It’s summertime, but the living has been anything but easy for the past couple weeks. A news cycle full of geopolitical flare-ups, health crises and dissension at the Fed has brought volatility and wild intraday price swings back onto center stage. Yet there appears to be less to the daily drama than meets the eye. For all the lead stories spilling out of the world’s trouble spots, the real force driving volatility is the low levels of activity typical of summer. Since the beginning of July, daily volume on the S&P 500 has been below its 200 day moving average 82% of the time. Low volume amplifies price swings. We think this environment is less about news, more about noise.
Geopolitics Priced In (For Now)
Of all the current flashpoints, arguably the escalating tension between Russia and the West is cause for greatest concern. This tension certainly has not helped Europe, which depends on Russia for the majority of its energy imports. Shares in broad Eurozone market indices are down nearly 10% from where they were at the beginning of July. But Russia’s role in the global economy is less impactful than China’s or Brazil’s. Even if economic sanctions between Russia and its main trading partners worsen, the effect is likely to more localized to companies with significant interests in Russia (major international energy companies come to mind) than widespread.
Events in the Middle East are likewise unsettling, but contained in terms of practical economic impact. Crude oil prices – often a barometer for tensions in the Gulf – are at their lowest levels for the year to date. Questions remain about the level of U.S. engagement as the crisis in Iraq creeps towards the oil-rich Kurdish state, but for now any potential use of ground troops is fully off the table.

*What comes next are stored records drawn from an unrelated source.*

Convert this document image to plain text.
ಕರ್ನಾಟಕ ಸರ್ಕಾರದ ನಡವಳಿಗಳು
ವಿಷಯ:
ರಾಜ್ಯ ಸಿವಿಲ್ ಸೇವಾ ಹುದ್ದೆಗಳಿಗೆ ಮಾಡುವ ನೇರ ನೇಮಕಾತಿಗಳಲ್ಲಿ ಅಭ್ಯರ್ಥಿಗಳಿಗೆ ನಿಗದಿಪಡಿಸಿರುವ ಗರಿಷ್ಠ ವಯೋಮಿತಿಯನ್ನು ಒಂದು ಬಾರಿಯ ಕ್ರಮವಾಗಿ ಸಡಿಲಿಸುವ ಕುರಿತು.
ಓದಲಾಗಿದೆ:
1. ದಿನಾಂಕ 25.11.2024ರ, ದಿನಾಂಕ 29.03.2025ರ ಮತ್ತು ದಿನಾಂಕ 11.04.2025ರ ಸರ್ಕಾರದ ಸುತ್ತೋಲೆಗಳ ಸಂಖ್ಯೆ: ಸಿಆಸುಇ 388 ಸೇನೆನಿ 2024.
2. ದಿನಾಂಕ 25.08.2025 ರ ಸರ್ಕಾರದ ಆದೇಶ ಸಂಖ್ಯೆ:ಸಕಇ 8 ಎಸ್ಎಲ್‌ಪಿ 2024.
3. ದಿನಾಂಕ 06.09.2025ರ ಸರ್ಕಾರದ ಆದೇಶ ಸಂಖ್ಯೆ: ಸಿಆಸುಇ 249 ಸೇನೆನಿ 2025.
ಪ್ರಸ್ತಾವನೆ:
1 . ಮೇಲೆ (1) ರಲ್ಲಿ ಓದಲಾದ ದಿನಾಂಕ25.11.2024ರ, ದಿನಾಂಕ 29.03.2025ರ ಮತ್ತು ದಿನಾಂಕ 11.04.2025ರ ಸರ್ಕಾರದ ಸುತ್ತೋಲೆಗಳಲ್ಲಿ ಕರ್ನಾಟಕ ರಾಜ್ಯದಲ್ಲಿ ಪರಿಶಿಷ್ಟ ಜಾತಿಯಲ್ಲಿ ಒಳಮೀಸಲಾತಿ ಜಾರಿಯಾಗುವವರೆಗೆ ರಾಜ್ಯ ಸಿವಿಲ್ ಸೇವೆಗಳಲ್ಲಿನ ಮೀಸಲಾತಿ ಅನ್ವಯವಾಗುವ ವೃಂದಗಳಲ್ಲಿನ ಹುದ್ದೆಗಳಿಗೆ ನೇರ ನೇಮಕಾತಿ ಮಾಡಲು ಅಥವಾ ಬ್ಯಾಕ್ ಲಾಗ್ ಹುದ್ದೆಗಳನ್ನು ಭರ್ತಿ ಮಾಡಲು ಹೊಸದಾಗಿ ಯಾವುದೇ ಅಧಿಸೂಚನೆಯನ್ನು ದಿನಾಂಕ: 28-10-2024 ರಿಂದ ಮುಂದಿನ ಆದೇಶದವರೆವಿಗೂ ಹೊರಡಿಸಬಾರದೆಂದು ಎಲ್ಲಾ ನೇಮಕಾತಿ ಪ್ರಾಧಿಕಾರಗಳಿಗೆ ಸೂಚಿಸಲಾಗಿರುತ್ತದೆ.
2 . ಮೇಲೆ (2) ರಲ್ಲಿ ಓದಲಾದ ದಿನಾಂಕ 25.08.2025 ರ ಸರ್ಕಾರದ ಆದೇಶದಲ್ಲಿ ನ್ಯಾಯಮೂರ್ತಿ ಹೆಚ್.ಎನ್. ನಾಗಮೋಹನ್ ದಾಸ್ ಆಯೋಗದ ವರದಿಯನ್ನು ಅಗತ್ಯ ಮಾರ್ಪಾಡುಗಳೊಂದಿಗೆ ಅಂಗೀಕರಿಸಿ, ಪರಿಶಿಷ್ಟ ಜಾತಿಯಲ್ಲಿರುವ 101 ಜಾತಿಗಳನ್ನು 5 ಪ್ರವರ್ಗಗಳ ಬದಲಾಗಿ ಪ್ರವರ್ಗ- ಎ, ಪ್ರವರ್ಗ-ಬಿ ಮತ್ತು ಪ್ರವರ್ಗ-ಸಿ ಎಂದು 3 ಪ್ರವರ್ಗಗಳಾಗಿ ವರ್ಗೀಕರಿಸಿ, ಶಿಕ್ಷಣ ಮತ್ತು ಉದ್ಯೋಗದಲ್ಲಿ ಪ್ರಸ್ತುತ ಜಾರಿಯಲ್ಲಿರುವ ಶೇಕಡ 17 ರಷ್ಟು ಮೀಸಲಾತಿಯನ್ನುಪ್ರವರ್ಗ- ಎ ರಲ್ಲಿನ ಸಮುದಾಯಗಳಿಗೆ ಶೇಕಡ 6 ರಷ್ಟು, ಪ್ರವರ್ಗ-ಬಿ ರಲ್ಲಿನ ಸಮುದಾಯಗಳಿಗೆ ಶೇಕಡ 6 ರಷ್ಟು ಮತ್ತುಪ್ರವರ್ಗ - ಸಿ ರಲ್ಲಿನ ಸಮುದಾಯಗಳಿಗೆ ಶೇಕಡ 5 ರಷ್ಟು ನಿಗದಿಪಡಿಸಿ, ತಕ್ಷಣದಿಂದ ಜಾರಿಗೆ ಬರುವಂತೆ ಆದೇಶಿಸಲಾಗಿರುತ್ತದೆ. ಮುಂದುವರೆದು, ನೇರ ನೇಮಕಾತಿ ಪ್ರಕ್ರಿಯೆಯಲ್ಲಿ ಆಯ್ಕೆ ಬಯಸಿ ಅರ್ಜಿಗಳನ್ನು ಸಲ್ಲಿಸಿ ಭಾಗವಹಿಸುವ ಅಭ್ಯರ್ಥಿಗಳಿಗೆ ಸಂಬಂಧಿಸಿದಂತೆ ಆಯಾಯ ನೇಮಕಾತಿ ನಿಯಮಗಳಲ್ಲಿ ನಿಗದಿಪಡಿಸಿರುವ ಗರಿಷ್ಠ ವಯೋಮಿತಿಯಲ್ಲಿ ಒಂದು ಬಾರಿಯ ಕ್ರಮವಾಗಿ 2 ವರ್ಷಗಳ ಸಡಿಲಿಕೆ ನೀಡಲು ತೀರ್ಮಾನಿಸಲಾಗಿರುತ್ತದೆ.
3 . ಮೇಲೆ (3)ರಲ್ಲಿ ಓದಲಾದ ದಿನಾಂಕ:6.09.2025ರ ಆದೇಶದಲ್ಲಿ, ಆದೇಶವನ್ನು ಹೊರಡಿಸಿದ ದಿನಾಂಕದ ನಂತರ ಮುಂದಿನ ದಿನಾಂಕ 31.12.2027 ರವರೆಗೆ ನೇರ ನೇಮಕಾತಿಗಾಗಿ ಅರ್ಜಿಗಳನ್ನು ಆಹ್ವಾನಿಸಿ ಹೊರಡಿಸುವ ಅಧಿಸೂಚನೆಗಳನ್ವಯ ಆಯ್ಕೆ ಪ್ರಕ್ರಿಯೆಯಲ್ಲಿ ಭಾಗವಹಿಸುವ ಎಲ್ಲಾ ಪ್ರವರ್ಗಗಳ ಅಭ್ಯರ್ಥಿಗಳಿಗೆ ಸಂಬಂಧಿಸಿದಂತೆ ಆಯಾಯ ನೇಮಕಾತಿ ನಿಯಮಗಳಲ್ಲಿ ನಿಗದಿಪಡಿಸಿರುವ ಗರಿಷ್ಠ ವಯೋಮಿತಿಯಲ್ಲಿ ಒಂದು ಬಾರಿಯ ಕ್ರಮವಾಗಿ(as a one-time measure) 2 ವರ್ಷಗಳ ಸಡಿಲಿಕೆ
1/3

Support, Resistance and Round Numbers
There is nothing particularly magical about round numbers or 100 day moving averages, but in the capital markets perception creates its own reality. The S&P 500 broke through the 1900 resistance level back in May, and was closing in on 2000 before gravity kicked in late last month. The Dow Jones Industrial Average topped 17,000 before the latest tumble. On the other side, though, the major indexes are all finding support around intermediate-term moving averages: the S&P 500 is currently trading right around the 100-day average.
Bear in mind that over 60% of the daily trading volume on U.S. equity exchanges is machine-driven, reacting to algorithms rather than human decision makers. Many of these algorithms are programmed to react specifically to things like round numbers and moving averages, and that is why they figure so prominently in observed trading patterns. Given the pace of the rally that started in mid-May, it is scarcely surprising that we see a brief pullback and perhaps an extended period of trading in a narrow support-resistance corridor. Whether it turns into something more remains to be seen, but for now the noise factor appears to predominate.